C. Fragmentation of law

International financial institutions as well as business associations have been very active in adopting regulatory rules in the past few decades. Their number is growing, implying a risk of incoherent rulemaking in the financial markets.[1] This risk is amplified by the fact that some regulatory institutions have expanded their activities far beyond their original mandates. In particular, the mandates of the Bretton Woods Institutions no longer reflect their actual scope of operation.[2]

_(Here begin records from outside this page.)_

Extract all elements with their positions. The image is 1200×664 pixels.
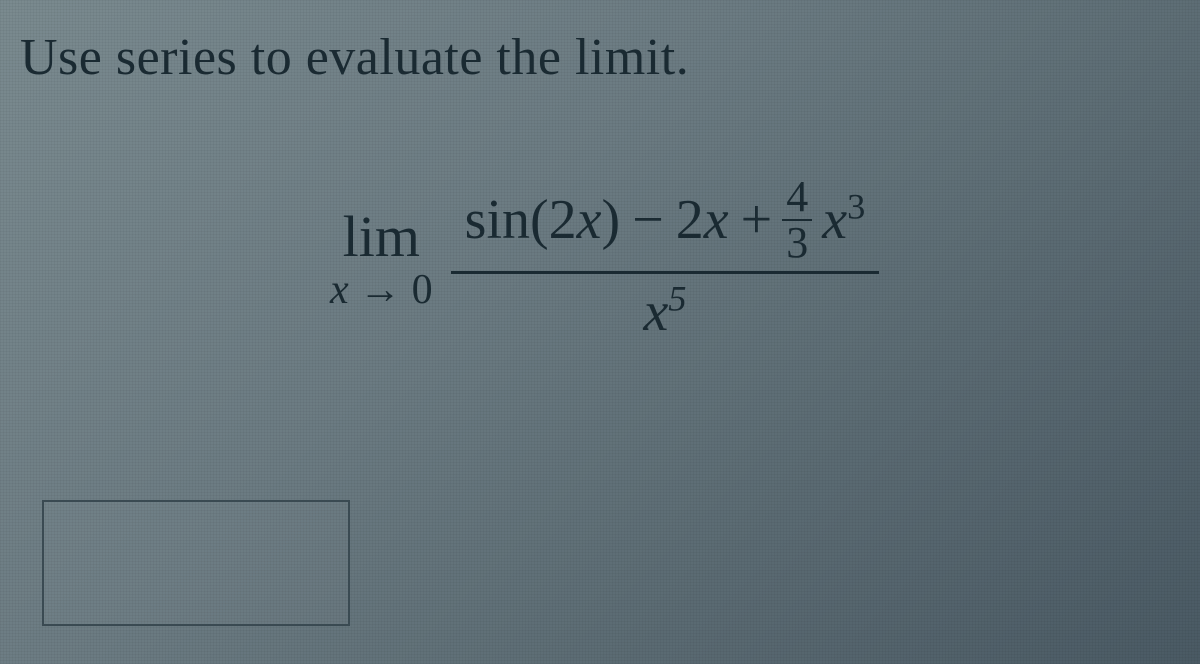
limit-operator: lim x → 0 xyxy=(330,207,433,312)
main-fraction: sin(2x) − 2x + 4 3 x3 x5 xyxy=(451,175,880,344)
exp-3: 3 xyxy=(847,186,865,226)
minus-sign: − xyxy=(632,188,664,252)
lim-approach: x → 0 xyxy=(330,268,433,312)
plus-sign: + xyxy=(741,188,773,252)
question-prompt: Use series to evaluate the limit. xyxy=(20,28,689,87)
sin-term: sin(2x) xyxy=(465,188,621,252)
coef-num: 4 xyxy=(782,175,812,219)
x-2: x xyxy=(822,189,847,251)
lim-value: 0 xyxy=(412,267,433,313)
sin-x: x xyxy=(577,189,602,251)
numerator-row: sin(2x) − 2x + 4 3 x3 xyxy=(459,175,872,265)
sin-open: sin(2 xyxy=(465,189,577,251)
lim-label: lim xyxy=(330,207,433,268)
sin-close: ) xyxy=(602,189,621,251)
den-x: x xyxy=(643,281,668,343)
coef-2: 2 xyxy=(676,189,704,251)
answer-input[interactable] xyxy=(42,500,350,626)
lim-var: x xyxy=(330,267,349,313)
fraction-denominator: x5 xyxy=(635,274,694,344)
x-cubed-term: x3 xyxy=(822,188,865,252)
x-1: x xyxy=(704,189,729,251)
fraction-numerator: sin(2x) − 2x + 4 3 x3 xyxy=(451,175,880,271)
coef-den: 3 xyxy=(782,221,812,265)
coef-fraction: 4 3 xyxy=(782,175,812,265)
arrow-icon: → xyxy=(359,268,401,312)
x-fifth-term: x5 xyxy=(643,280,686,344)
two-x-term: 2x xyxy=(676,188,729,252)
limit-expression: lim x → 0 sin(2x) − 2x + 4 3 xyxy=(330,175,879,344)
exp-5: 5 xyxy=(668,278,686,318)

The increasing role of different stakeholders in international law, such as crossborder financial organizations, companies, and professional associations, inevitably leads to a certain fragmentation of regulation since societal processes and contradictions are necessarily reflected.[3] As a result of fragmentation of knowledge, power, and control,[4] increased specialization and diversification occur and lead to multiple variations of regulatory types or regimes of relationships and arrange- ments.[5] If epistemic communities and networks are involved in the rulemaking processes, different actors start to play a role not only as decision-makers but also as intermediaries and brokers.[6]

In the meantime, international legal scholars have developed theories about the process of fragmentation and constitution of autonomous regimes: (i) Ruggie analyzed the functions of the manifold epistemic communities and their role in the rulemaking processes, arguing that collective awareness and attention may be mutually beneficial.[7] Epistemic communities are created when no state goes out of its way to construct international collective arrangements.[8] The processes of international regime formation result from the interactions between science and politics on the one hand and collective response on the other hand.[9] However, these procedures leading to disintermediation could Balkanize public discourse.[10] (ii) Koskenniemi highlighted the structural conflicts between various regimes and addressed possible approaches for a harmonization of the rulemaking processes.[11] In particular, although states may be prepared to participate in hybrid forms of regimes (possibly through delegated experts or by exercising their influence otherwise), they are often also inclined to transpose transnational rules into their legal framework.

Nevertheless, the multiplicity of regulatory regimes does not per se cause incoherence but is an inherent characteristic of the global governance of financial systems. What must be mitigated, however, are substantial conflicts oflaw resulting from the fragmentation; this is the basic notion of several new theoretical concepts which emphasize the necessity of inclusive and coherent regulatory processes at all levels of global governance.

  • [1] See Weber, above n 3, at 682.
  • [2] See Weber and Arner, above n 8, at 393—404.
  • [3] Martti Koskenniemi, ‘Fragmentation of International Law: Difficulties Arising from the Diversification and Expansion of International Law’, United Nations Report of the Study Group of theInternational Law Commission, A-CN.4/L682, 13 April 2006, at 11—12.
  • [4] Myriam Senn, ‘Decentralisation of Economic Law—An Oxymoron?’, 5(2) Journal of CorporateLaw Studies 427 (2005), at 442.
  • [5] See Koskenniemi, above n 15,at 30—4; see also Rolf H. Weber, ‘NewRule-Making Elements forFinancial Architecture’s Reform’, 10 Journal of International Banking Law and Regulation 512 (2010),at 515.
  • [6] Peter N. Grabosky, ‘Using Non-Governmental Resources to Foster Regulatory Compliance’,8(4) Governance 527 (1995), at 545.
  • [7] John Gerard Ruggie, ‘International Responses to Technology: Concepts and Trends’, 29(3)International Organization 557 (1975), at 562.
  • [8] Ibid, at 570.
  • [9] Ibid, at 559.
  • [10] See also Rolf H. Weber, Shaping Internet Governance: Regulatory Challenges (Zurich: Schulthess,2009) 92-3.
  • [11] See Koskenniemi, above n 15, at 30-67 and 99-101.